Why Telling TheTruth Will Make You Feel Better
orange marker on truth word
orange marker on truth word

OK, just come clean already: A new study shows that telling only part of the truth will make you feel worse than telling the whole truth or not confessing at all.

"Confessing to only part of one's transgressions is attractive to a lot of people because they expect the confession to be more believable and guilt-relieving than not confessing," study researcher Eyal Pe'er, Ph.D., said in a statement. "But our findings show just the opposite is true." Pe'er, who is currently at Bar-Ilan University in Israel, conducted the study while at Carnegie Mellon University.

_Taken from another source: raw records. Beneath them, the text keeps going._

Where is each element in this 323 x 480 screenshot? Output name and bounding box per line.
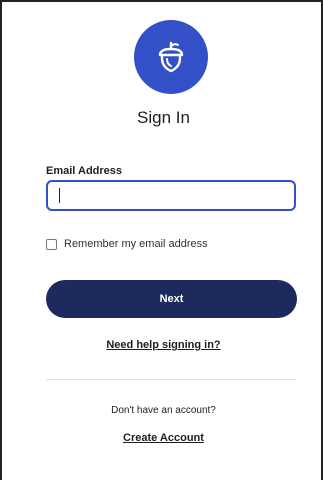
- no-account-text: Don't have an account?: [111, 405, 216, 416]
- page-title: Sign In: [137, 108, 190, 127]
- brand-logo: [134, 20, 208, 94]
- create-account-link[interactable]: Create Account: [123, 432, 204, 444]
- help-link-row: Need help signing in?: [2, 339, 323, 351]
- next-button[interactable]: Next: [46, 280, 297, 318]
- divider: [46, 379, 297, 380]
- remember-email-label: Remember my email address: [64, 238, 208, 250]
- remember-email-checkbox[interactable]: [46, 238, 57, 250]
- create-account-row: Create Account: [2, 432, 323, 444]
- text-cursor: [59, 188, 60, 203]
- sign-in-panel: Sign In Email Address Remember my email …: [0, 0, 323, 480]
- remember-email-option[interactable]: Remember my email address: [46, 238, 208, 250]
- email-label: Email Address: [46, 165, 123, 177]
- acorn-icon: [158, 41, 184, 73]
- need-help-link[interactable]: Need help signing in?: [106, 339, 220, 351]
- email-field[interactable]: [46, 180, 296, 211]
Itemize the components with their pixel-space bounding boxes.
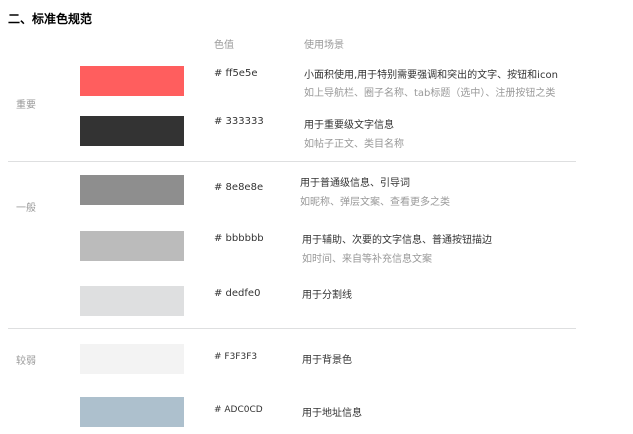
color-usage: 用于辅助、次要的文字信息、普通按钮描边 — [302, 235, 492, 246]
color-swatch — [80, 175, 184, 205]
group-divider — [8, 161, 576, 162]
color-usage-detail: 如时间、来自等补充信息文案 — [302, 254, 432, 265]
group-label-general: 一般 — [16, 203, 36, 214]
color-usage: 小面积使用,用于特别需要强调和突出的文字、按钮和icon — [304, 70, 558, 81]
usage-header: 使用场景 — [304, 40, 344, 51]
color-swatch — [80, 116, 184, 146]
color-hex-label: # dedfe0 — [214, 288, 261, 299]
color-hex-label: # 8e8e8e — [214, 182, 264, 193]
color-hex-label: # F3F3F3 — [214, 352, 258, 362]
color-hex-label: # ff5e5e — [214, 68, 258, 79]
color-hex-label: # bbbbbb — [214, 233, 264, 244]
color-swatch — [80, 397, 184, 427]
group-label-important: 重要 — [16, 100, 36, 111]
color-swatch — [80, 231, 184, 261]
color-usage-detail: 如上导航栏、圈子名称、tab标题（选中）、注册按钮之类 — [304, 88, 556, 99]
color-hex-label: # ADC0CD — [214, 405, 263, 415]
color-value-header: 色值 — [214, 40, 234, 51]
color-swatch — [80, 66, 184, 96]
color-swatch — [80, 286, 184, 316]
color-swatch — [80, 344, 184, 374]
color-hex-label: # 333333 — [214, 116, 264, 127]
color-usage: 用于背景色 — [302, 355, 352, 366]
section-title: 二、标准色规范 — [8, 12, 93, 26]
color-usage: 用于地址信息 — [302, 408, 362, 419]
color-usage-detail: 如昵称、弹层文案、查看更多之类 — [300, 197, 450, 208]
group-label-weak: 较弱 — [16, 356, 36, 367]
color-usage-detail: 如帖子正文、类目名称 — [304, 139, 404, 150]
color-usage: 用于普通级信息、引导词 — [300, 178, 410, 189]
color-usage: 用于重要级文字信息 — [304, 120, 394, 131]
group-divider — [8, 328, 576, 329]
color-usage: 用于分割线 — [302, 290, 352, 301]
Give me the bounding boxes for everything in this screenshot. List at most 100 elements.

For the study, published in the Journal of Personality and Social Psychology, researchers analyzed data from a series of experiments. In one experiment, 2,113 people participated in a virtual coin-tossing test, where they had to predict the outcome of 10 coin tosses, and then say how many times they were correct (they received a financial incentive for correct guesses).

More than one-third of the participants cheated in this test, saying that they got about three guesses more correct than they actually did. However, among the participants who cheated, 19 percent of them confessed. But not everyone fully confessed -- 60 percent confessed to everything, while the other 40 percent only partially confessed. Researchers told the participants that it was OK to admit to cheating, and even if they said they cheated, they'd get the payment for the tosses that they inaccurately reported as correct.

The researchers found an association between the extent of cheating and only partially confessing, with those cheating the most having a higher percentage of partial confessors than those who cheated less.

Then, in another experiment, researchers had 719 people participate in a similar coin-tossing test. But in this one, the participants were asked to say how they were feeling -- whether positive or negative emotions -- right before they were deciding whether or not to confess to cheating in the game. Researchers found that those who ultimately ended up partially confessing were the most likely to express negative emotions -- like shame or guilt -- before confessing, compared with those who fully confessed, or who didn't confess at all.

In yet another experiment in the study, 357 study participants were asked to talk about a time they confessed -- either fully or partially -- to doing something wrong. People who only partially confessed felt more guilt -- though it was undetermined if the guilt was for only partially confessing, or if they felt guilty for confessing at all -- compared with people who confessed in full, who instead felt more relief.

Researchers also found that some subjects garnered more full confessions than others. For instance, people were more likely to say they fully confessed, instead of partially confessed, to being unfaithful to a partner.